This is the twelfth movie in my Ridley Scott retrospective.
Gladiator is one of those movies, like for example Titanic and American Beauty, that people have turned against for some reason. I don’t know what it is, but it seems to be cool nowadays to go against the grain just for the sake of it. I am not one of those people. I loved Gladiator when it was released back in 2000 and I love it now, twelve years later. This is a very powerful piece of film making.
The very thought of a sword and sandal epic was outrageous before Gladiator was released. Few had tried in the years since Cleopatra and just about all had failed. Ridley Scott poured the stuffy Ben-Hur-type movie into the shell of a modern action drama. With the help of state-of-the-art visual and digital effects he kept the cost relatively low and created exhilarating setpieces that continue to thrill to this day.
From the opening scenes on the battlefield of Germania to the gladiatorial training in Morocco and the climatic battles in the Colloseum, it is all arranged, shot and directed to perfection. Scott decided to go with a gritty realism that we were not accustomed with in this genre. The fights are incredibly brutal and show us a glimmer of what these fights perhaps were back in the day. They probably were a lot more brutal than what Scott shows us.
Underneath all this brutality lies a touching story about a man who really wants nothing more than to go home. Just like Tom Hanks in Saving Private Ryan, Maximus is a man who rose to the call of duty, but now he is tired and he wants to go back to his wife and son. He doesn’t crave power, although he gets it handed to him on a silver platter. He is understandably devastated when everything he knew and loved is yanked away from him.
Crowe plays Maximus with such understated intensity that it is really hard not to root for him. He is a tough character. He kills people when is asked to do so, but he also manages to rally the people around him to stand by side and fight for his plight. He wants revenge for what has been done to him more than anything. He will not fell any remorse for the death of his opponent. He is a killer and still we sit there, tears filling our eyes, when he starts his way towards his wife and child.
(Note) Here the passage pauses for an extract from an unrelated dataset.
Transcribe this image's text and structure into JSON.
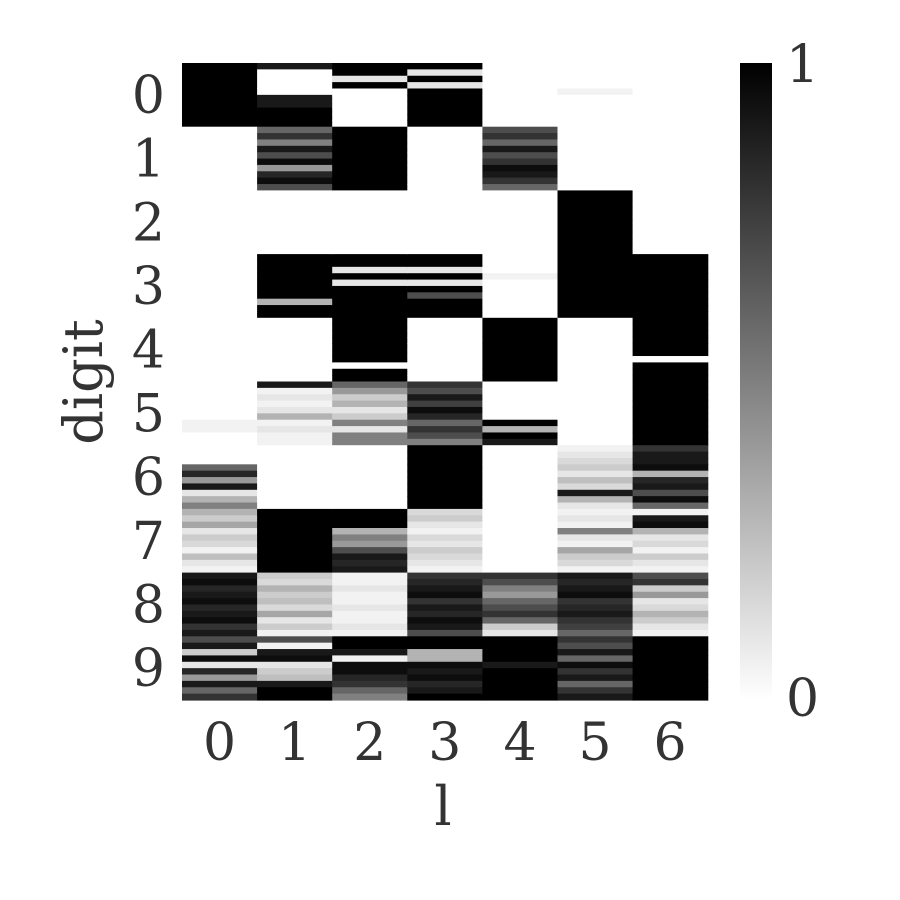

Crowe is a master in this movie and deserves the Oscar he got fair and square.
Crowe has help across the board. Joaquin Phoenix plays his opponent, a young Emperor who behaves more like a petulant child than a statesman. Connie Nielsen is his, maybe, ex-lover who wants to help him so bad, but fears for the life of her son. Richard Harris is an aging emperor who has to choose what’s best for his empire, even though this will upset the one person you don’t want to taunt. There are so many fine performances in Gladiator that it is hard to describe them all here. You just have to see it to believe it.
This also counts for the brilliant sets and surroundings for the story. The way Scott has used real places and enhanced them to his liking is nothing short of astonishing. The moment Maximus and the gladiators enter the Colosseum for the first and the camera does a 360 around them at a low angle so we see all the way to the top of the arena is breathtaking to say the least. Moments like these are peppered all the way through Gladiator and I guarantee you that you won’t notice the majority of them. This way of working would pave the way for Scott’s next huge project, Kingdom of Heaven, but more on that later.
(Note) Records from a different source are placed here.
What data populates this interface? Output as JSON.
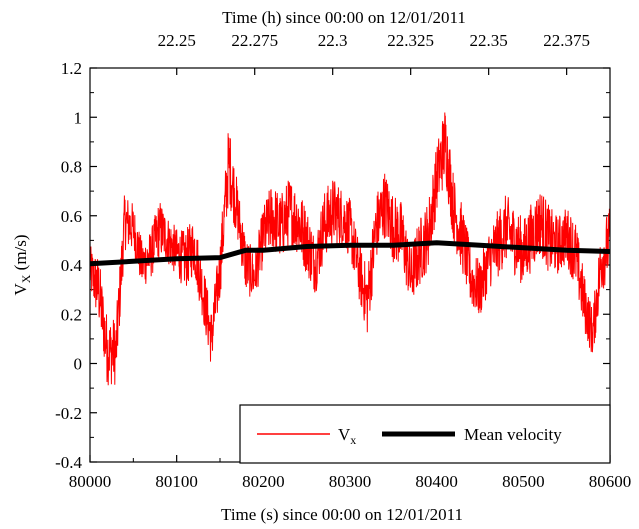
{
  "chart_data": {
    "type": "line",
    "title": "",
    "xlabel": "Time (s) since 00:00 on 12/01/2011",
    "x2label": "Time (h) since 00:00 on 12/01/2011",
    "ylabel": "V",
    "ylabel_sub": "X",
    "ylabel_unit": " (m/s)",
    "xlim": [
      80000,
      80600
    ],
    "ylim": [
      -0.4,
      1.2
    ],
    "x2lim": [
      22.2222,
      22.3889
    ],
    "xticks": [
      80000,
      80100,
      80200,
      80300,
      80400,
      80500,
      80600
    ],
    "xtick_labels": [
      "80000",
      "80100",
      "80200",
      "80300",
      "80400",
      "80500",
      "80600"
    ],
    "yticks": [
      -0.4,
      -0.2,
      0,
      0.2,
      0.4,
      0.6,
      0.8,
      1,
      1.2
    ],
    "ytick_labels": [
      "-0.4",
      "-0.2",
      "0",
      "0.2",
      "0.4",
      "0.6",
      "0.8",
      "1",
      "1.2"
    ],
    "x2ticks": [
      22.25,
      22.275,
      22.3,
      22.325,
      22.35,
      22.375
    ],
    "x2tick_labels": [
      "22.25",
      "22.275",
      "22.3",
      "22.325",
      "22.35",
      "22.375"
    ],
    "grid": false,
    "legend_position": "bottom-right",
    "series": [
      {
        "name": "V",
        "name_sub": "x",
        "color": "#ff0000",
        "style": "thin",
        "envelope": {
          "x": [
            80000,
            80010,
            80020,
            80030,
            80040,
            80050,
            80060,
            80070,
            80080,
            80090,
            80100,
            80110,
            80120,
            80130,
            80140,
            80150,
            80160,
            80170,
            80180,
            80190,
            80200,
            80210,
            80220,
            80230,
            80240,
            80250,
            80260,
            80270,
            80280,
            80290,
            80300,
            80310,
            80320,
            80330,
            80340,
            80350,
            80360,
            80370,
            80380,
            80390,
            80400,
            80410,
            80420,
            80430,
            80440,
            80450,
            80460,
            80470,
            80480,
            80490,
            80500,
            80510,
            80520,
            80530,
            80540,
            80550,
            80560,
            80570,
            80580,
            80590,
            80600
          ],
          "center": [
            0.38,
            0.3,
            0.05,
            0.05,
            0.58,
            0.55,
            0.4,
            0.44,
            0.55,
            0.5,
            0.45,
            0.42,
            0.48,
            0.3,
            0.1,
            0.38,
            0.82,
            0.62,
            0.4,
            0.35,
            0.52,
            0.6,
            0.55,
            0.62,
            0.58,
            0.5,
            0.4,
            0.56,
            0.62,
            0.6,
            0.55,
            0.38,
            0.25,
            0.55,
            0.65,
            0.55,
            0.52,
            0.35,
            0.45,
            0.52,
            0.75,
            0.9,
            0.62,
            0.5,
            0.34,
            0.3,
            0.42,
            0.48,
            0.55,
            0.5,
            0.45,
            0.52,
            0.58,
            0.5,
            0.48,
            0.52,
            0.45,
            0.25,
            0.12,
            0.42,
            0.5
          ],
          "spread": [
            0.1,
            0.14,
            0.14,
            0.14,
            0.12,
            0.1,
            0.1,
            0.1,
            0.12,
            0.1,
            0.1,
            0.12,
            0.12,
            0.12,
            0.12,
            0.12,
            0.16,
            0.12,
            0.12,
            0.1,
            0.12,
            0.14,
            0.14,
            0.14,
            0.14,
            0.14,
            0.12,
            0.14,
            0.14,
            0.12,
            0.12,
            0.12,
            0.14,
            0.14,
            0.14,
            0.14,
            0.14,
            0.12,
            0.14,
            0.14,
            0.14,
            0.16,
            0.14,
            0.14,
            0.12,
            0.12,
            0.12,
            0.14,
            0.14,
            0.14,
            0.14,
            0.14,
            0.14,
            0.14,
            0.12,
            0.12,
            0.14,
            0.12,
            0.1,
            0.14,
            0.14
          ]
        }
      },
      {
        "name": "Mean velocity",
        "color": "#000000",
        "style": "thick",
        "x": [
          80000,
          80050,
          80100,
          80150,
          80180,
          80200,
          80250,
          80300,
          80350,
          80400,
          80450,
          80500,
          80550,
          80600
        ],
        "y": [
          0.405,
          0.415,
          0.425,
          0.43,
          0.46,
          0.46,
          0.475,
          0.48,
          0.48,
          0.49,
          0.48,
          0.47,
          0.46,
          0.455
        ]
      }
    ]
  }
}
Gladiator is long, but that is something we have come to expect from Scott. Most of his movies have been around or above two hours. This time this is not an issue. There is no wasted second in Gladiator. On the blu-ray there is an enhanced version that has several scenes added to it. These don’t really add anything to the story and Scott doesn’t even want these in there, because at the beginning he says to the camera that this is not the director’s cut. The only reason I can think of why you should watch that version is the commentary by Scott and Crowe together. They are really funny together and reveal tons of information about the process behind Gladiator.
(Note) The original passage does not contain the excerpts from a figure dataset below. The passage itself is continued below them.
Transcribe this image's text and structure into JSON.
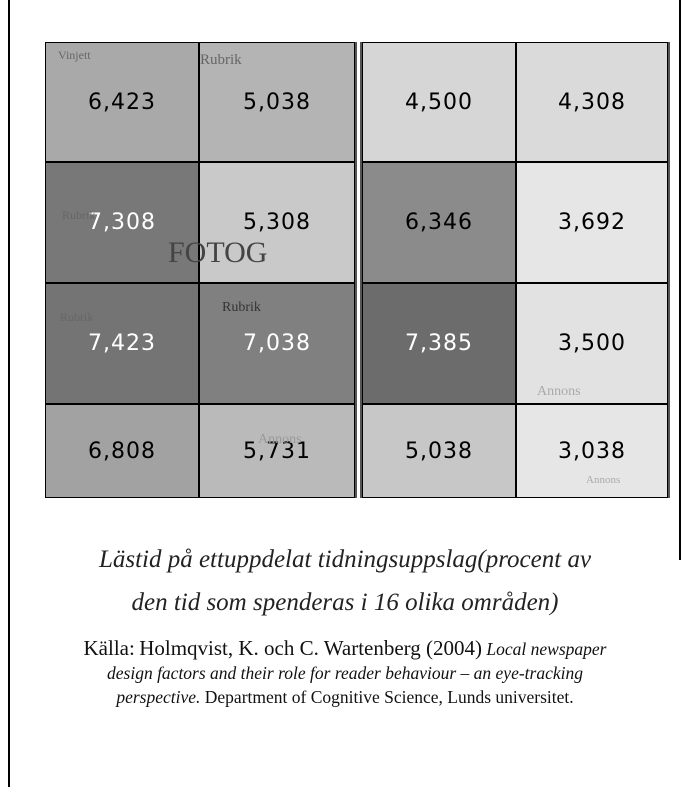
{
  "figure": {
    "grid": {
      "rows": [
        [
          "6,423",
          "5,038",
          "4,500",
          "4,308"
        ],
        [
          "7,308",
          "5,308",
          "6,346",
          "3,692"
        ],
        [
          "7,423",
          "7,038",
          "7,385",
          "3,500"
        ],
        [
          "6,808",
          "5,731",
          "5,038",
          "3,038"
        ]
      ]
    },
    "layout_labels": {
      "vinjett": "Vinjett",
      "rubrik_1": "Rubrik",
      "rubrik_2": "Rubrik",
      "rubrik_3": "Rubrik",
      "rubrik_4": "Rubrik",
      "fotog": "Fotog",
      "annons_1": "Annons",
      "annons_2": "Annons",
      "annons_3": "Annons"
    },
    "caption": [
      "Lästid på ettuppdelat tidningsuppslag(procent av",
      "den tid som spenderas i 16 olika områden)"
    ],
    "source": {
      "lead": "Källa:",
      "authors": "Holmqvist, K. och C. Wartenberg (2004)",
      "title": "Local newspaper design factors and their role for reader behaviour – an eye-tracking perspective.",
      "publisher": "Department of Cognitive Science, Lunds universitet."
    }
  }
}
It is unfortunate that Gladiator’s achievement of reviving the sword-and-sandal genre hasn’t yielded a great many movies like it. We got Troy, 300 and Alexander, which were average at best, and a slew of vastly inferior movies like the wretched Clash of the Titans. It’s a shame, because this genre has the potential to provide great drama. But let’s not end on a down note. We have Gladiator and we have to be thankful for this. I love Gladiator and so should you.